Sin embargo, el auténtico drama de Blade Runner sucede en la escenografía de Los Ángeles, representante en cierto modo de todo el escenario humano, donde se insinúan elementos que ya forman parte de todos nosotros (el sincronismo religioso e ideológico, la mezcla racial y linguística, la construcción genética, etc.). El hecho, por ejemplo, de que las arquitecturas sean futuristas pero incorporando morfologías del pasado, donde está tanto el rascacielos como la pirámide maya, provoca que el espectador se sienta cerca porque está en su memoria, y también porque muchos de los signos, conflictos, encrucijadas que se plantean empiezan a ser ya encrucijadas propias. En el año de estreno podíamos atribuir estos elementos a megalópolis de América, como Sao Paulo o Ciudad de México, pero ahora ya empezamos a verlos en varias capitales europeas.
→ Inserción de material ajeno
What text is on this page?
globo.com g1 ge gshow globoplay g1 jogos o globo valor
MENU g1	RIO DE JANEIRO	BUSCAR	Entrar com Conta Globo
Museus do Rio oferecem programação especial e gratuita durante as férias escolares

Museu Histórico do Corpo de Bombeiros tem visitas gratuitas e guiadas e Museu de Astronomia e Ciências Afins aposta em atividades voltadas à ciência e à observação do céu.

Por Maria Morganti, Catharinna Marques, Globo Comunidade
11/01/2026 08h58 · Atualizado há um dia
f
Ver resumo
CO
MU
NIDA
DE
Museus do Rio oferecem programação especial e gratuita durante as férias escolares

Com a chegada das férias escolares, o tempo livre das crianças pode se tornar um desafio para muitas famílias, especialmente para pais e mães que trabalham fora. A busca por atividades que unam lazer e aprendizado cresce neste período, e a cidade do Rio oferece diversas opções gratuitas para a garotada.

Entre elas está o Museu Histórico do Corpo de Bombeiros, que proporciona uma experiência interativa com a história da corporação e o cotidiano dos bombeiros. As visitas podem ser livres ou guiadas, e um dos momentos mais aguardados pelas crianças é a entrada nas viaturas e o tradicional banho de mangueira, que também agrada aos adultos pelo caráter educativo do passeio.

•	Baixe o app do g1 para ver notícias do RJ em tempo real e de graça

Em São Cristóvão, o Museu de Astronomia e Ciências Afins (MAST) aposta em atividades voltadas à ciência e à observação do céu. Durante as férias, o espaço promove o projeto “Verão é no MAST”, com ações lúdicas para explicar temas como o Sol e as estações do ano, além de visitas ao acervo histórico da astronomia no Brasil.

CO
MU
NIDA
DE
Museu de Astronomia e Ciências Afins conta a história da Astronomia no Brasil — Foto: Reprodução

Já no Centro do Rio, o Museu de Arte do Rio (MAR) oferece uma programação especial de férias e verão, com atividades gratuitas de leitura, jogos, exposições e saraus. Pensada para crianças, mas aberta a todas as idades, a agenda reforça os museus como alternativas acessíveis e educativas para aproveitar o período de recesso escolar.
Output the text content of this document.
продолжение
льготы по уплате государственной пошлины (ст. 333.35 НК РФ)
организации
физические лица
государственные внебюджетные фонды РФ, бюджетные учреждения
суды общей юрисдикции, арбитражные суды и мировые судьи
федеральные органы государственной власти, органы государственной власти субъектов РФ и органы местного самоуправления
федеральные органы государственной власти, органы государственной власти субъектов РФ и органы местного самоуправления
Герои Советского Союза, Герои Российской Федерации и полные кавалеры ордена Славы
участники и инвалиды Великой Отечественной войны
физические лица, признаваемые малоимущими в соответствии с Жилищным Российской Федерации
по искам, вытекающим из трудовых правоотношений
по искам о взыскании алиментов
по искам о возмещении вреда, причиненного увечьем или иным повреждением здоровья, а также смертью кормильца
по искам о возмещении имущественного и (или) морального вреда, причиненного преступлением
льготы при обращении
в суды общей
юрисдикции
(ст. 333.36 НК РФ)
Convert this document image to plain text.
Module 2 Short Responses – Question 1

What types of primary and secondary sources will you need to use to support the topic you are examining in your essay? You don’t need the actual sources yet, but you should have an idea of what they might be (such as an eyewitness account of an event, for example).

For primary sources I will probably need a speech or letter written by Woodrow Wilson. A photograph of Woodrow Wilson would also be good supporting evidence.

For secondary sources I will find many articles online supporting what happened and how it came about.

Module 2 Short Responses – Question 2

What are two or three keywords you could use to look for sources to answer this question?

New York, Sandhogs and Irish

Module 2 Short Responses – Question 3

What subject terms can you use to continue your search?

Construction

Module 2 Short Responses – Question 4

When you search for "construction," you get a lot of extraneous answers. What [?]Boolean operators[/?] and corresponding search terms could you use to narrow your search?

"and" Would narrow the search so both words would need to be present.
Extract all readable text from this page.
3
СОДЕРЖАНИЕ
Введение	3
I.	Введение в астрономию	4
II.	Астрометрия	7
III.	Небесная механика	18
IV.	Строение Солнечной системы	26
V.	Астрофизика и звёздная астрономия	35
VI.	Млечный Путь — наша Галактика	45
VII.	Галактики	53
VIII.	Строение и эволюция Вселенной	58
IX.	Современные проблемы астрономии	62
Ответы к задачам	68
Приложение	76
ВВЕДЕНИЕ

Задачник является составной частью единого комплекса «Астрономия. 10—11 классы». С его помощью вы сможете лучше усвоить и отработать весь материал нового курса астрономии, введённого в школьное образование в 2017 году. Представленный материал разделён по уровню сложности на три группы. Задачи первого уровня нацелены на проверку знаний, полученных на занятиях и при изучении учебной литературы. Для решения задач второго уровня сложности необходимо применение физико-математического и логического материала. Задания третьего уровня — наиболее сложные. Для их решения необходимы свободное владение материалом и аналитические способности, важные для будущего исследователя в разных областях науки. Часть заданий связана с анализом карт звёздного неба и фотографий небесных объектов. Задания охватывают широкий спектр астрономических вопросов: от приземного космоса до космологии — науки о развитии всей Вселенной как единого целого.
En esa escenografía se va a representar un drama muy cercano al que representó Esquilo en el Prometeo encadenado. Pero, ¿cuál es ese drama que se representa en Blade Runner y por qué lo acerco tanto a Fausto como a Prometeo encadenado? Es el drama del hombre ante el tiempo humano. Los replicantes juegan el papel que hemos jugado desde las cuevas de Altamira; es decir, el del hombre que se encuentra en la contradicción entre la conciencia del tiempo y la conciencia de la superación del tiempo. Los replicantes sí son androides, son creaciones humanas como el monstruo de Frankenstein.

Kierkegaard advirtió con claridad que el hombre, para ser libre, tiene que concebir la figura del deicidio. El deicidio simbólico que otorga esa posibilidad de libertad preside la acción en la segunda parte de la película. Cuando Roy, el más fuerte de los replicantes (que en realidad somos nosotros, los hombres), elimina a su creador, está realizando el sacrificio simbólico que puede asegurar su libertad. La libertad de ser libres para pensar en medio de esta incertidumbre. Después del deicidio, también está en condiciones de algo sumamente importante y que representa una de las grandes lecciones de Blade Runner: puede sentir compasión, complicidad, solidaridad con el dolor, pero todo ello en la incertidumbre.